D. Vanoni zu »Alex Winter: Die Toten von Moonlight Bay« 02.04.2006
Als ebenfalls begeisterter Australien- (und Bony-) Fan kann ich mich der Meinung von Grete nicht anschließen. Ein ganz anderer Krimi als "Ein Gespür für Mord", zugegeben - aber nicht minder spannend! Wiederum eindrückliche Landschaftsbeschreibungen, und auch die Verbindung zu Daryls Aborigine-Herkunft fehlt nicht. Geschickt lässt Winter Rückblenden in Daryl Simmons Jugend bei den Aborigines in den Handlungsablauf einfließen und lässt seinen Protagonisten auch diesen Fall mit seinem Aborigine-Wissen lösen. Australien ist groß, und diesmal handelt die Geschichte in einem weniger bekannten Teil down unders - was die fesselnde und klug aufgebaute Story aber nur noch spannender und unheimlicher macht. Wie auch Arthur W. Upfield scheint sich Winter nicht nur auf das Outback als Schauplatz für seine Krimis beschränken zu wollen: Das bringt Abwechslung! Laut Webseite des Autors wird der 3. Band dann wieder im Outback handeln. Aber ob Busch oder kleines Fischerdorf - Simmons macht Lust auf mehr!!!

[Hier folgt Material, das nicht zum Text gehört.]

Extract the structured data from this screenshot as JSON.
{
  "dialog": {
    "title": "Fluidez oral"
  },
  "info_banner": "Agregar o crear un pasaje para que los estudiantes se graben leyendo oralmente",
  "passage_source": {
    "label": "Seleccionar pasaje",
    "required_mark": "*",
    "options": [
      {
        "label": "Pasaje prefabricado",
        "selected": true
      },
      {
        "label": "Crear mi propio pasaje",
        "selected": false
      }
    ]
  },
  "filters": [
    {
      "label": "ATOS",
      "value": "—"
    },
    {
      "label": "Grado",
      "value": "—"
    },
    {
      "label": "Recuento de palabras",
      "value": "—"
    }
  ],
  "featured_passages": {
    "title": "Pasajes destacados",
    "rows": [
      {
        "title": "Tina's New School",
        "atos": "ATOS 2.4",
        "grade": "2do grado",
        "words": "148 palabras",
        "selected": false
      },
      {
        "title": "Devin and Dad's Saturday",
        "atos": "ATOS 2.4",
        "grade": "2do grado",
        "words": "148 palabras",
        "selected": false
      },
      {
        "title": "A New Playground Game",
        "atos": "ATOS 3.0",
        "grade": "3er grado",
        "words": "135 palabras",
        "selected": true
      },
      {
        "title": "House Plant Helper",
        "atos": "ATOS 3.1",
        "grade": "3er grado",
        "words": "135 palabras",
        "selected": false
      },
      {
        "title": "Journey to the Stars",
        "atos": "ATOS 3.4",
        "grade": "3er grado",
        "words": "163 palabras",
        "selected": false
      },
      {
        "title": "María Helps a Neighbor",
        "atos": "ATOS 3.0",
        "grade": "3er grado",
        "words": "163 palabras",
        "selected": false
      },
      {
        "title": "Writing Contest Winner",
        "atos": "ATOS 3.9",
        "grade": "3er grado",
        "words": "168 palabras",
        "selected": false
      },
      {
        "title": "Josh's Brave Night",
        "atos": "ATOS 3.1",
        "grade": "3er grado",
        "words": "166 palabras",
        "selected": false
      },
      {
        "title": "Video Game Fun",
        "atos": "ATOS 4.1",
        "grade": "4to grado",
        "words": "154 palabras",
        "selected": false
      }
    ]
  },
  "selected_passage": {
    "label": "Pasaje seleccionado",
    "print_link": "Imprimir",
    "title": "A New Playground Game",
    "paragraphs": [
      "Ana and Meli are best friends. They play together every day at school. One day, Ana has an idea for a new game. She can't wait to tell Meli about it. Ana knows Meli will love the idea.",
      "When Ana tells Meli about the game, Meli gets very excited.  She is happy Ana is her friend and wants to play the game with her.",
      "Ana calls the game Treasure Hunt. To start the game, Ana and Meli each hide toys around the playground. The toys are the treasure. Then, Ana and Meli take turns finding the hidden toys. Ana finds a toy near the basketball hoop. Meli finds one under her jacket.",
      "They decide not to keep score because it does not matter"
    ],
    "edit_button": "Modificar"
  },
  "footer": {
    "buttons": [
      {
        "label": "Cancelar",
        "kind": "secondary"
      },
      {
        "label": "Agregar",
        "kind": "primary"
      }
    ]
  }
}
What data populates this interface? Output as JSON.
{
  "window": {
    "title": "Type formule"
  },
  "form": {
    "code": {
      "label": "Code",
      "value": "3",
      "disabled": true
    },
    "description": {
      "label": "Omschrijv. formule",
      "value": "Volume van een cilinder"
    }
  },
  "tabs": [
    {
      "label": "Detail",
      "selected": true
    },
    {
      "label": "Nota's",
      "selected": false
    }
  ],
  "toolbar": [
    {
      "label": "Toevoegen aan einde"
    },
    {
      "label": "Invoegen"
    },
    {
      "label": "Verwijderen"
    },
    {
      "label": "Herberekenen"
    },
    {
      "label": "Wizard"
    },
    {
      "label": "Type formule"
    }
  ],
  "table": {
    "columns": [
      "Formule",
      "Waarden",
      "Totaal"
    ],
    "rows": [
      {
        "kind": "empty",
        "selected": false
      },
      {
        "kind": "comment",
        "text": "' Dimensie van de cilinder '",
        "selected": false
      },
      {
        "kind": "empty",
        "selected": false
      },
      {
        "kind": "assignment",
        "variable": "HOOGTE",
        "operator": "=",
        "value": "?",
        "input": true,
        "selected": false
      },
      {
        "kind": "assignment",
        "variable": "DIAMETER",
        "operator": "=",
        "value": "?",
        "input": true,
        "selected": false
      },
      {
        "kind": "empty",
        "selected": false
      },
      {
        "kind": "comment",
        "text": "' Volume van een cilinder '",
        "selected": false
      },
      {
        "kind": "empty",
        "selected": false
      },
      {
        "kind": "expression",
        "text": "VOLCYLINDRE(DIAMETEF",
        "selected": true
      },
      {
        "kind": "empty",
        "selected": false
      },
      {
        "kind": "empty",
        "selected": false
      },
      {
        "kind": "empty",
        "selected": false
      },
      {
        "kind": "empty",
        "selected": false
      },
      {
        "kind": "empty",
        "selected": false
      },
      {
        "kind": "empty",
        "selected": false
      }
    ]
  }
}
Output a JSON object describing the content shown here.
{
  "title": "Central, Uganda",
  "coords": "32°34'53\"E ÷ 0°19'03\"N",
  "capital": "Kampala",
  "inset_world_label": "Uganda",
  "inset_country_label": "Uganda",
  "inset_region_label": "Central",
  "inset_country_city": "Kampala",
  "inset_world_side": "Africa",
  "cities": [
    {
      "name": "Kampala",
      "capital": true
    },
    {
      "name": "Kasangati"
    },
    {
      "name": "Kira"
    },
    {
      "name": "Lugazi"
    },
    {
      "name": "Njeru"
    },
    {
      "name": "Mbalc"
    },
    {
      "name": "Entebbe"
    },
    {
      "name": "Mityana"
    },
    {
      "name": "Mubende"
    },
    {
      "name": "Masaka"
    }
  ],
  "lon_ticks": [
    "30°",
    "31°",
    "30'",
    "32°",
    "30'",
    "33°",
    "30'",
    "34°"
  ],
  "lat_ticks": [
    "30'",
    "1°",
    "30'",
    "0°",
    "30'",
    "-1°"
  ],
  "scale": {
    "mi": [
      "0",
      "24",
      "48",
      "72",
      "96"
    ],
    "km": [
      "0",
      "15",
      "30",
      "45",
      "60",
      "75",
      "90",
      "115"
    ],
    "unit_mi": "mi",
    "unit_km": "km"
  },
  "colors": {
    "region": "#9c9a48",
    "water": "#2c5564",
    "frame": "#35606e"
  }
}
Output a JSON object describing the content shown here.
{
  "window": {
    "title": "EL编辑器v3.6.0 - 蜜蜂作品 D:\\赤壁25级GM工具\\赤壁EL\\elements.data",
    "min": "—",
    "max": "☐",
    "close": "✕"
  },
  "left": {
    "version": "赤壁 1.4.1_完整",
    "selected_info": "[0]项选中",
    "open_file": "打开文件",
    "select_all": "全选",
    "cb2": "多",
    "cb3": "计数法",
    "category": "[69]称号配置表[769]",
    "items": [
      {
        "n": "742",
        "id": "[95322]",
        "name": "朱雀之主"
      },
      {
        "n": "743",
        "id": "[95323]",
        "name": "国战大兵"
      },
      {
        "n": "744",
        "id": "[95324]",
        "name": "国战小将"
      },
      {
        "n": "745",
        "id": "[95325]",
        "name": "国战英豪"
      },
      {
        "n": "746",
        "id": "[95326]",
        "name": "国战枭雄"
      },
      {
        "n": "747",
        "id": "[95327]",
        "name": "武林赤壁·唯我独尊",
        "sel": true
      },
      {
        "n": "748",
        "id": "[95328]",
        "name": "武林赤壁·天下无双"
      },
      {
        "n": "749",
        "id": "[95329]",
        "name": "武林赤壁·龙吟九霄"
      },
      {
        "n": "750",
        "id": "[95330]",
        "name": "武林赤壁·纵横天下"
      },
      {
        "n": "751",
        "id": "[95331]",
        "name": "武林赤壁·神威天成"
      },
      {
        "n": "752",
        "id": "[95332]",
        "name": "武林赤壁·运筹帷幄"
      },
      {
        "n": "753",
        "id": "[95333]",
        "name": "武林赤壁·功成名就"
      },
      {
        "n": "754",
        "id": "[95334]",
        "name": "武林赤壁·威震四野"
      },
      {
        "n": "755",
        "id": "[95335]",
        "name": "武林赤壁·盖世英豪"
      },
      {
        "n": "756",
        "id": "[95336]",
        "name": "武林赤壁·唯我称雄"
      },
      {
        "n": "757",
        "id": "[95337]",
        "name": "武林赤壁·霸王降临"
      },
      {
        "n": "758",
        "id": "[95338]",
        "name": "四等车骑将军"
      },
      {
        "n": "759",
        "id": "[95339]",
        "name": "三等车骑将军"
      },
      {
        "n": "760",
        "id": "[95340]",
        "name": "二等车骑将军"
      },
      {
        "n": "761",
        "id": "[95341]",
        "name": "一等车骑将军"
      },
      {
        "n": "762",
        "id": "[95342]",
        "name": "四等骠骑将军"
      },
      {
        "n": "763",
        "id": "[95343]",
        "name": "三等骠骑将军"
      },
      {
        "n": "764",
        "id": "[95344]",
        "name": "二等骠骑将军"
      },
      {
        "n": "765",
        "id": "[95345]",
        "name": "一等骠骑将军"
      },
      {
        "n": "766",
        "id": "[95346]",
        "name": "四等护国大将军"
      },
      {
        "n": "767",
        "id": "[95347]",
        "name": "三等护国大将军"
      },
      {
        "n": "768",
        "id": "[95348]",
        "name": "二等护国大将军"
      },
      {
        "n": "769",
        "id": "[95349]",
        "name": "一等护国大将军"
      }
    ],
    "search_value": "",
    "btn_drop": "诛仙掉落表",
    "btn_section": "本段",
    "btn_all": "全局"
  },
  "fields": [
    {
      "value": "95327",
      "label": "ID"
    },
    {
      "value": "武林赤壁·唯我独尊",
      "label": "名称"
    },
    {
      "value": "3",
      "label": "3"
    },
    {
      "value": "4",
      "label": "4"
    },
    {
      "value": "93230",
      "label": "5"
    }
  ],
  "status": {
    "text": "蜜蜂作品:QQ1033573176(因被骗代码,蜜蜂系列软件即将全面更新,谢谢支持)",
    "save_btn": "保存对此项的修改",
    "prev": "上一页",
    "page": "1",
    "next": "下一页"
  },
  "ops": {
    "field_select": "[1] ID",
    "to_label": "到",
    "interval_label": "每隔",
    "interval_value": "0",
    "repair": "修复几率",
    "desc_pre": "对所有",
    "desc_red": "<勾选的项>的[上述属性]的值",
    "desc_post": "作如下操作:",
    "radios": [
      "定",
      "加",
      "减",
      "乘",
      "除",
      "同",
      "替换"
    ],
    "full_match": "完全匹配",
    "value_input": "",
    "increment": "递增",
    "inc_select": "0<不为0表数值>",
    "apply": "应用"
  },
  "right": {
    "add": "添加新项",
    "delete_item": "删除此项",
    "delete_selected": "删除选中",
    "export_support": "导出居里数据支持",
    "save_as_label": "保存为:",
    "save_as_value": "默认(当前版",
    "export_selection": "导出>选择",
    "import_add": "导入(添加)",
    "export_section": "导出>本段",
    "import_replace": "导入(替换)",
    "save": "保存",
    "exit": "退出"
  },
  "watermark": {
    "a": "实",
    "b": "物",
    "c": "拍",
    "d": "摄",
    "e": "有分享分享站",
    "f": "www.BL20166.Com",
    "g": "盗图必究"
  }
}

1 von 2 Lesern fanden diesen Kommentar hilfreich.
grete zu »Alex Winter: Die Toten von Moonlight Bay« 30.03.2006
Als begeisterter Australienfan hatte ich mich gefreut, dass es nun einen "modernen Upfield" gibt. Aber leider muss ich nun sagen: Ich habe mich getäuscht! Der erste Fall war klasse, dieser Nachfolgeband aber erfüllt keineswegs die Erwartungen. Er könnte überall an einer Küste spiele, wenn es denn dort Leuchttürme gibt (und das ist ja immer der Fall.) Aber nicht nur das australische Ambiente vermisse ich, sondern auch die Mischung Weißer mit Aboriginalwurzeln, die mich im 1. Band so fasziniert hat. Mein Fazit: Enttäuschend! (Das gilt auch hinsichtlich Krimihandlung usw.)